The fourth annual Scottish St. Andrew’s Festival, hosted by MacAllisters Grill & Tavern, will start at 6 p.m. Saturday, Nov. 10, on Lakewood Ranch Main Street.

Event organizer Karen Ronney, owner of MacAllisters, wants people to embrace St. Andrew’s Day like they do St. Patrick’s Day.

“The Irish hog the limelight,” Ronney says, joking. “We have bagpipes, too.”

This year’s free event, which will feature face painting, balloon artists, a rock wall, beer and wine samples, pictures with Santa and live music from the Jacobites Pipe & Drum Band and the Billy Rice band, will benefit the Wobbly Feet Foundation, an organization that raises awareness and support for Ataxia-telangiectasia (A-T), a rare and progressive neurological disease.

Nick and Samantha Dzembo started Wobbly Feet after their son, Connor, now 6, was diagnosed with the disease.

Ronney and the Dzembos collaborated on the event’s planning.

Ronney said she appreciates and admires the strength of the Dzembos, frequent customers of MacAllisters. The restaurant owner has two young children herself, including a newborn.

“This is about raising money for research,” Ronney said. “It’s a full-time job how Samantha and Nick care for Connor. I don’t know how they do it. I couldn’t imagine not knowing the life expectancy of my own child.”

Connor, one of four children in Florida with A-T and one of only 500 in the U.S., looks like any other child, anxiously tugging on his mother’s shirt and laughing as the family sits together outside of MacAllisters.

The Dzembos weren’t aware anything was wrong with Connor until, at 6 months old, he seemed to get sick every day. Then, the diagnosis came.

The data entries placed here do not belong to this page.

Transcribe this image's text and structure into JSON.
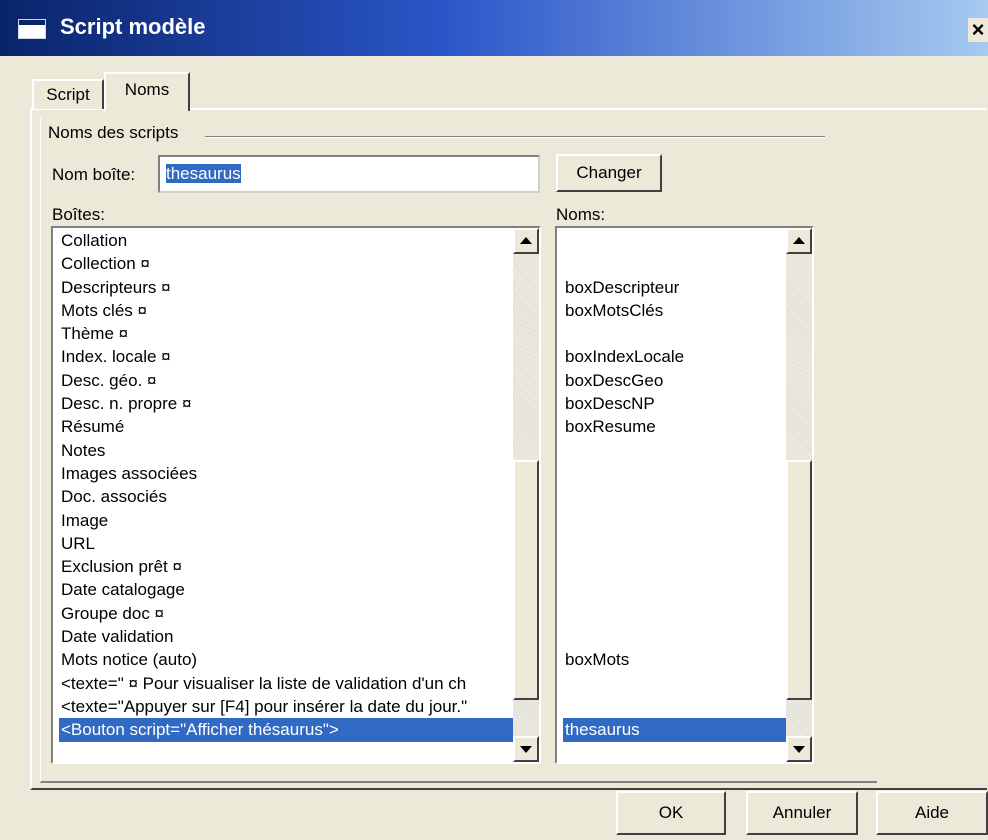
{
  "window": {
    "title": "Script modèle",
    "close_glyph": "×",
    "close_icon": "close-icon"
  },
  "tabs": [
    {
      "label": "Script",
      "active": false
    },
    {
      "label": "Noms",
      "active": true
    }
  ],
  "group": {
    "label": "Noms des scripts"
  },
  "nom_boite": {
    "label": "Nom boîte:",
    "value": "thesaurus"
  },
  "buttons": {
    "changer": "Changer",
    "ok": "OK",
    "annuler": "Annuler",
    "aide": "Aide"
  },
  "boites": {
    "label": "Boîtes:",
    "items": [
      "Collation",
      "Collection ¤",
      "Descripteurs ¤",
      "Mots clés ¤",
      "Thème ¤",
      "Index. locale ¤",
      "Desc. géo. ¤",
      "Desc. n. propre ¤",
      "Résumé",
      "Notes",
      "Images associées",
      "Doc. associés",
      "Image",
      "URL",
      "Exclusion prêt ¤",
      "Date catalogage",
      "Groupe  doc ¤",
      "Date validation",
      "Mots notice (auto)",
      "<texte=\" ¤ Pour visualiser la liste de validation d'un ch",
      "<texte=\"Appuyer sur [F4] pour insérer la date du jour.\"",
      "<Bouton script=\"Afficher thésaurus\">"
    ],
    "selected_index": 21,
    "scroll_position": 0.85
  },
  "noms": {
    "label": "Noms:",
    "items": [
      "",
      "",
      "boxDescripteur",
      "boxMotsClés",
      "",
      "boxIndexLocale",
      "boxDescGeo",
      "boxDescNP",
      "boxResume",
      "",
      "",
      "",
      "",
      "",
      "",
      "",
      "",
      "",
      "boxMots",
      "",
      "",
      "thesaurus"
    ],
    "selected_index": 21,
    "scroll_position": 0.85
  },
  "colors": {
    "selection": "#316ac5",
    "dialog_bg": "#ece9d8",
    "titlebar_start": "#0a246a",
    "titlebar_end": "#a6caf0"
  }
}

Now, as the disease kills his brain cells over time, degenerating his cerebellum to the point where he loses motor function and speech ability, Connor struggles to get through the day.

On Halloween, Connor, excited to join his friends trick-or-treating, only made it 10 houses before his legs gave out and his parents had to carry him home.

Connor has to take daily inflammatory medicine to stay healthy.

“You can be in denial when they’re young, because the progressions are almost overnight,” Samantha Dzembo said. “Every dollar we raise here will go directly to research. We can say the dollars the community gives us will go directly toward our purpose.”

In three years, through donations and fundraisers, Wobbly Feet has raised more than $80,000 and co-funded three medical-research projects, alongside the A-T Children’s Project, at Johns Hopkins Hospital, Albert Einstein University and Louisiana State University, toward treatments to prolong and increase the quality of life of an A-T child.

In a few weeks, Nick and Samantha Dzembo will head to Washington, D.C., for an A-T conference, where they will speak with researchers about the disease.

The Dzembos hope to raise $5,000 at the Scottish Festival.

“This is an active community, and I know we can reach that,” Ronney said.

Contact Josh Siegel at [email protected].


IF YOU GO
Scottish St. Andrew’s Festival, hosted by MacAllisters Grill & Tavern
When: 6 p.m. Saturday, Nov. 10
Where: Lakewood Ranch Main Street
Details: Festivities include face painting, balloon artists, a rock wall, beer and wine samples, pictures with Santa and live music from the Jacobites Pipe & Drum Band, the Billy Rice band and a raffle for an iPad 3.